MarkZ

Authored Comments

I had been running a pi2 as my home router/firewall for the last year and I loved it. I used Arch, so I enjoyed reading about your use of CentOS. Very happy with how far the pi ecosystem has come in a few short years!
However, I was recently upgraded to TWC Maxx which gives me 300Mb downstream. This meant my pi2 was now a bottleneck since pi's ethernet is limited to 100Mb. D'oh! Even if you add on two gigabit dongles and don't use the built-in ethernet, pi2 & pi3 only have USB2 which is shared among all USB, so total bandwidth is limited to theoretical max 480Mbit, and I never saw more than about ~280Mbit in real-world testing.
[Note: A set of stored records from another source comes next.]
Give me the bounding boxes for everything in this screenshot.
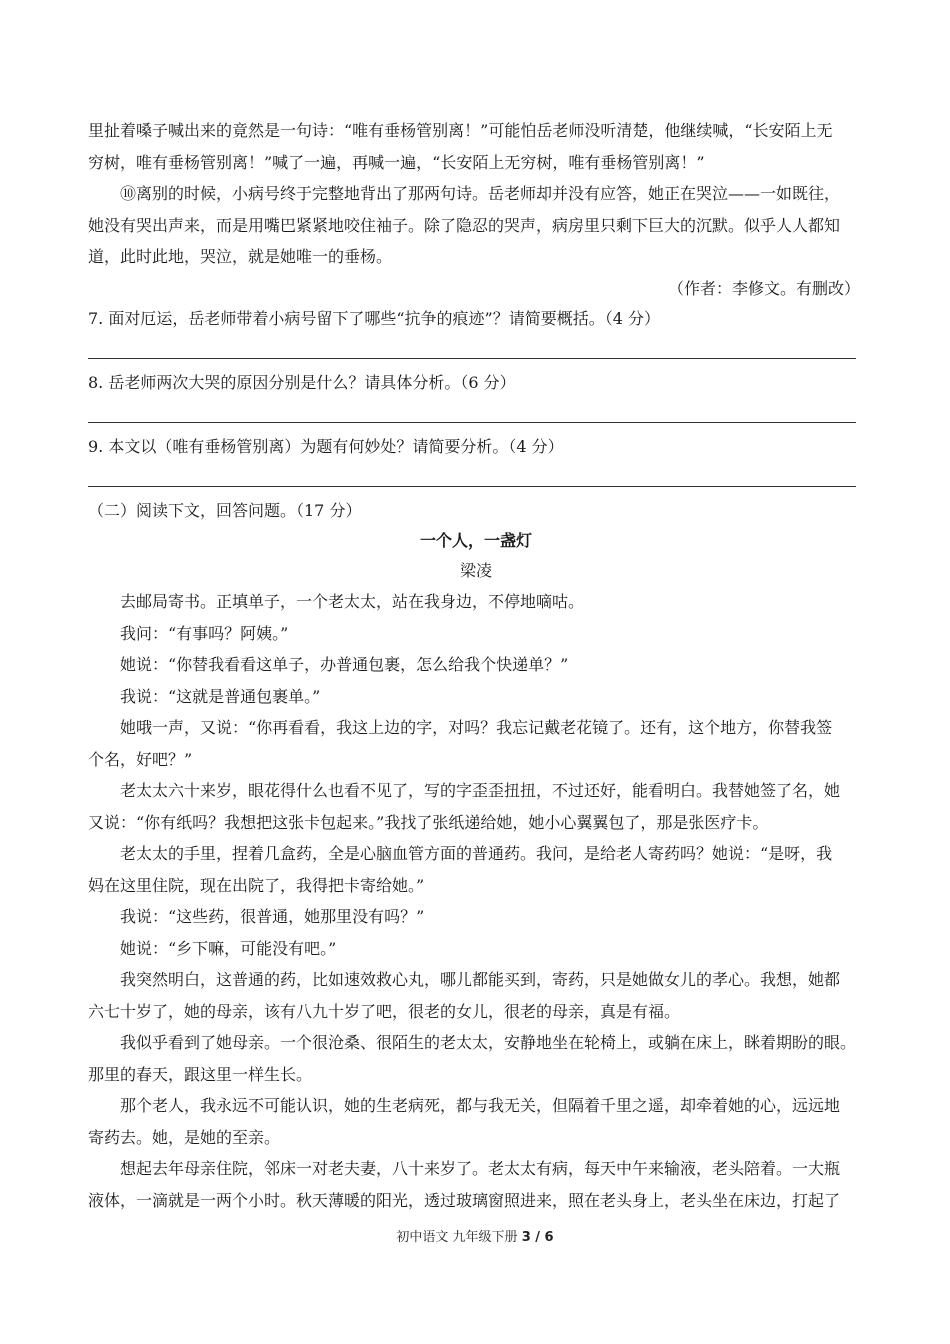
- paragraph-line: 道，此时此地，哭泣，就是她唯一的垂杨。: [88, 247, 393, 266]
- paragraph-line: 六七十岁了，她的母亲，该有八九十岁了吧，很老的女儿，很老的母亲，真是有福。: [88, 1001, 681, 1021]
- answer-line[interactable]: [88, 334, 856, 359]
- paragraph-line: 她哦一声，又说：“你再看看，我这上边的字，对吗？我忘记戴老花镜了。还有，这个地方，你替我签: [120, 718, 833, 737]
- paragraph-line: 去邮局寄书。正填单子，一个老太太，站在我身边，不停地嘀咕。: [120, 592, 585, 611]
- page-footer: [0, 1226, 950, 1245]
- question-text: 8. 岳老师两次大哭的原因分别是什么？请具体分析。（6 分）: [88, 373, 516, 392]
- question-7: [88, 304, 864, 359]
- paragraph-line: 液体，一滴就是一两个小时。秋天薄暖的阳光，透过玻璃窗照进来，照在老头身上，老头坐在床边，打起了: [88, 1190, 841, 1210]
- paragraph-line: 那个老人，我永远不可能认识，她的生老病死，都与我无关，但隔着千里之遥，却牵着她的心，远远地: [120, 1096, 841, 1115]
- paragraph-line: 里扯着嗓子喊出来的竟然是一句诗：“唯有垂杨管别离！”可能怕岳老师没听清楚，他继续喊，“长安陌上无: [88, 121, 833, 140]
- paragraph-line: 我说：“这就是普通包裹单。”: [120, 686, 321, 706]
- section-two-heading: （二）阅读下文，回答问题。（17 分）: [88, 501, 362, 520]
- article-body: [88, 586, 864, 1216]
- article-title: 一个人，一盏灯: [419, 531, 532, 550]
- paragraph-line: 我似乎看到了她母亲。一个很沧桑、很陌生的老太太，安静地坐在轮椅上，或躺在床上，眯着期盼的眼。: [120, 1033, 857, 1052]
- paragraph-line: 我说：“这些药，很普通，她那里没有吗？”: [120, 907, 425, 926]
- article-author: 梁凌: [459, 561, 492, 580]
- passage-one-tail: [88, 115, 864, 273]
- paragraph-line: 她说：“乡下嘛，可能没有吧。”: [120, 938, 337, 958]
- document-page: [88, 115, 864, 1216]
- attribution: （作者：李修文。有删改）: [667, 278, 860, 298]
- footer-label: 初中语文 九年级下册: [396, 1230, 518, 1245]
- answer-line[interactable]: [88, 462, 856, 487]
- paragraph-line: 我突然明白，这普通的药，比如速效救心丸，哪儿都能买到，寄药，只是她做女儿的孝心。我想，她都: [120, 970, 841, 989]
- paragraph-line: 个名，好吧？”: [88, 749, 193, 769]
- paragraph-line: ⑩离别的时候，小病号终于完整地背出了那两句诗。岳老师却并没有应答，她正在哭泣——一如既往，: [120, 184, 841, 203]
- paragraph-line: 又说：“你有纸吗？我想把这张卡包起来。”我找了张纸递给她，她小心翼翼包了，那是张医疗卡。: [88, 812, 769, 832]
- page-number: 3 / 6: [521, 1230, 554, 1245]
- paragraph-line: 我问：“有事吗？阿姨。”: [120, 623, 289, 643]
- paragraph-line: 那里的春天，跟这里一样生长。: [88, 1064, 313, 1084]
- paragraph-line: 妈在这里住院，现在出院了，我得把卡寄给她。”: [88, 875, 425, 895]
- question-text: 9. 本文以（唯有垂杨管别离）为题有何妙处？请简要分析。（4 分）: [88, 437, 564, 456]
- paragraph-line: 穷树，唯有垂杨管别离！”喊了一遍，再喊一遍，“长安陌上无穷树，唯有垂杨管别离！”: [88, 152, 705, 172]
- paragraph-line: 老太太六十来岁，眼花得什么也看不见了，写的字歪歪扭扭，不过还好，能看明白。我替她签了名，她: [120, 781, 841, 800]
- paragraph-line: 寄药去。她，是她的至亲。: [88, 1127, 281, 1147]
- answer-line[interactable]: [88, 398, 856, 423]
- paragraph-line: 她没有哭出声来，而是用嘴巴紧紧地咬住袖子。除了隐忍的哭声，病房里只剩下巨大的沉默。似乎人人都知: [88, 215, 841, 235]
- paragraph-line: 老太太的手里，捏着几盒药，全是心脑血管方面的普通药。我问，是给老人寄药吗？她说：“是呀，我: [120, 844, 833, 863]
- paragraph-line: 她说：“你替我看看这单子，办普通包裹，怎么给我个快递单？”: [120, 655, 569, 674]
- question-text: 7. 面对厄运，岳老师带着小病号留下了哪些“抗争的痕迹”？请简要概括。（4 分）: [88, 309, 660, 328]
- paragraph-line: 想起去年母亲住院，邻床一对老夫妻，八十来岁了。老太太有病，每天中午来输液，老头陪着。一大瓶: [120, 1159, 841, 1178]
- question-8: [88, 368, 864, 423]
- question-9: [88, 432, 864, 487]
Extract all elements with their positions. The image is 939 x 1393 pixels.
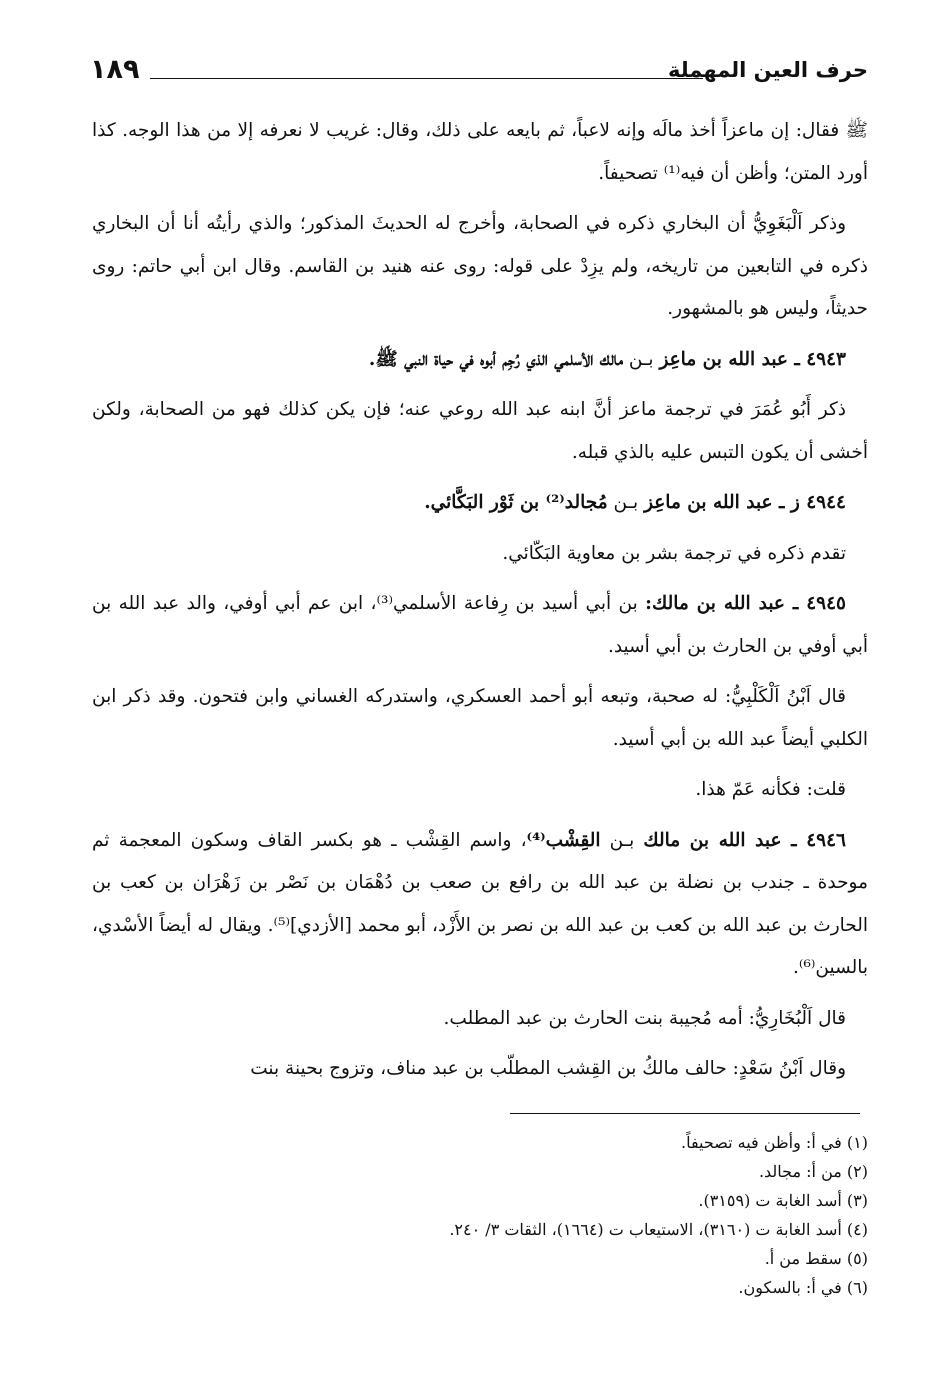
page-number: ١٨٩ bbox=[90, 54, 140, 85]
footnote-separator bbox=[510, 1113, 860, 1114]
page-header bbox=[90, 54, 868, 98]
paragraph-text: ذكر أَبُو عُمَرَ في ترجمة ماعز أنَّ ابنه عبد الله روعي عنه؛ فإن يكن كذلك فهو من الصحابة، ولكن أخشى أن يكون التبس عليه بالذي قبله. bbox=[92, 399, 868, 463]
entry-heading-text: ٤٩٤٦ ـ عبد الله بن مالك bbox=[643, 829, 846, 851]
entry-heading-text: ٤٩٤٥ ـ عبد الله بن مالك: bbox=[645, 593, 846, 614]
paragraph-text: قلت: فكأنه عَمّ هذا. bbox=[695, 779, 846, 800]
footnote: (٢) من أ: مجالد. bbox=[758, 1162, 868, 1181]
entry-heading-text: ٤٩٤٤ ز ـ عبد الله بن ماعِز bbox=[644, 492, 846, 513]
entry-heading-text: مالك الأسلمي الذي رُجِم أبوه في حياة النبي ﷺ. bbox=[368, 348, 624, 370]
paragraph-text: وقال اَبْنُ سَعْدٍ: حالف مالكُ بن القِشب المطلّب بن عبد مناف، وتزوج بحينة بنت bbox=[250, 1058, 846, 1079]
footnote: (٤) أسد الغابة ت (٣١٦٠)، الاستيعاب ت (١٦٦٤)، الثقات ٣/ ٢٤٠. bbox=[449, 1220, 868, 1239]
footnote: (٣) أسد الغابة ت (٣١٥٩). bbox=[698, 1191, 868, 1210]
paragraph bbox=[92, 676, 868, 761]
paragraph-text: ، واسم القِشْب ـ هو بكسر القاف وسكون المعجمة ثم موحدة ـ جندب بن نضلة بن عبد الله بن رافع بن صعب بن دُهْمَان بن نَصْر بن زَهْرَان بن كعب بن الحارث بن عبد الله بن كعب بن عبد الله بن نصر بن الأَزْد، أبو محمد [الأزدي]⁽⁵⁾. ويقال له أيضاً الأسْدي، بالسين⁽⁶⁾. bbox=[92, 829, 869, 978]
paragraph bbox=[92, 339, 868, 382]
paragraph bbox=[92, 389, 868, 474]
paragraph bbox=[92, 110, 868, 195]
footnote: (١) في أ: وأظن فيه تصحيفاً. bbox=[680, 1133, 868, 1152]
paragraph-text: قال اَبْنُ اَلْكَلْبِيُّ: له صحبة، وتبعه أبو أحمد العسكري، واستدركه الغساني وابن فتحون. وقد ذكر ابن الكلبي أيضاً عبد الله بن أبي أسيد. bbox=[92, 686, 868, 750]
footnote: (٥) سقط من أ. bbox=[764, 1249, 868, 1268]
paragraph bbox=[92, 998, 868, 1041]
paragraph-text: ﷺ فقال: إن ماعزاً أخذ مالَه وإنه لاعباً، ثم بايعه على ذلك، وقال: غريب لا نعرفه إلا من هذا الوجه. كذا أورد المتن؛ وأظن أن فيه⁽¹⁾ تصحيفاً. bbox=[92, 120, 868, 184]
paragraph-text: بن أبي أسيد بن رِفاعة الأسلمي⁽³⁾، ابن عم أبي أوفي، والد عبد الله بن أبي أوفي بن الحارث بن أبي أسيد. bbox=[92, 593, 868, 657]
paragraph bbox=[92, 1048, 868, 1091]
header-rule bbox=[150, 78, 703, 79]
entry-heading-text: القِشْب⁽⁴⁾ bbox=[526, 829, 601, 851]
paragraph-text: بـن bbox=[623, 348, 660, 370]
paragraph-text: تقدم ذكره في ترجمة بشر بن معاوية البَكّائي. bbox=[502, 542, 846, 564]
paragraph-text: بـن bbox=[600, 829, 644, 851]
paragraph bbox=[92, 769, 868, 812]
paragraph bbox=[92, 203, 868, 331]
main-text bbox=[92, 110, 868, 1099]
paragraph-text: وذكر اَلْبَغَوِيُّ أن البخاري ذكره في الصحابة، وأخرج له الحديثَ المذكور؛ والذي رأيتُه أنا أن البخاري ذكره في التابعين من تاريخه، ولم يزِدْ على قوله: روى عنه هنيد بن القاسم. وقال ابن أبي حاتم: روى حديثاً، وليس هو بالمشهور. bbox=[92, 213, 868, 319]
chapter-title: حرف العين المهملة bbox=[667, 58, 868, 82]
paragraph bbox=[92, 820, 868, 990]
footnotes bbox=[92, 1128, 868, 1302]
paragraph bbox=[92, 482, 868, 525]
paragraph bbox=[92, 583, 868, 668]
paragraph bbox=[92, 533, 868, 576]
footnote: (٦) في أ: بالسكون. bbox=[738, 1278, 868, 1297]
paragraph-text: بـن bbox=[607, 492, 645, 513]
entry-heading-text: مُجالد⁽²⁾ بن ثَوْر البَكَّائي. bbox=[424, 492, 608, 513]
paragraph-text: قال اَلْبُخَارِيُّ: أمه مُجيبة بنت الحارث بن عبد المطلب. bbox=[443, 1007, 846, 1029]
entry-heading-text: ٤٩٤٣ ـ عبد الله بن ماعِز bbox=[659, 348, 846, 370]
Also, as a router, it has to pull data in the public interface and send it out private, so the effective throughput is half of whatever your bus is capable of. My 300Mbit was being bottlenecked by my pi2 to only ~140Mbit or so. :(
If your internet connection is 100Mbit or less, then the pi is a great choice. If you have more bandwidth than 100Mbit but still like the idea of a small RM-based router, then the odroid-xu4 is your ticket: native gigabit and also USB3, so that your gigabit dongles can run full speed also. That's what I'm using now and after replacing the loud stock fan with a passive cooler, I'm very happy with it as my new internet router/firewall.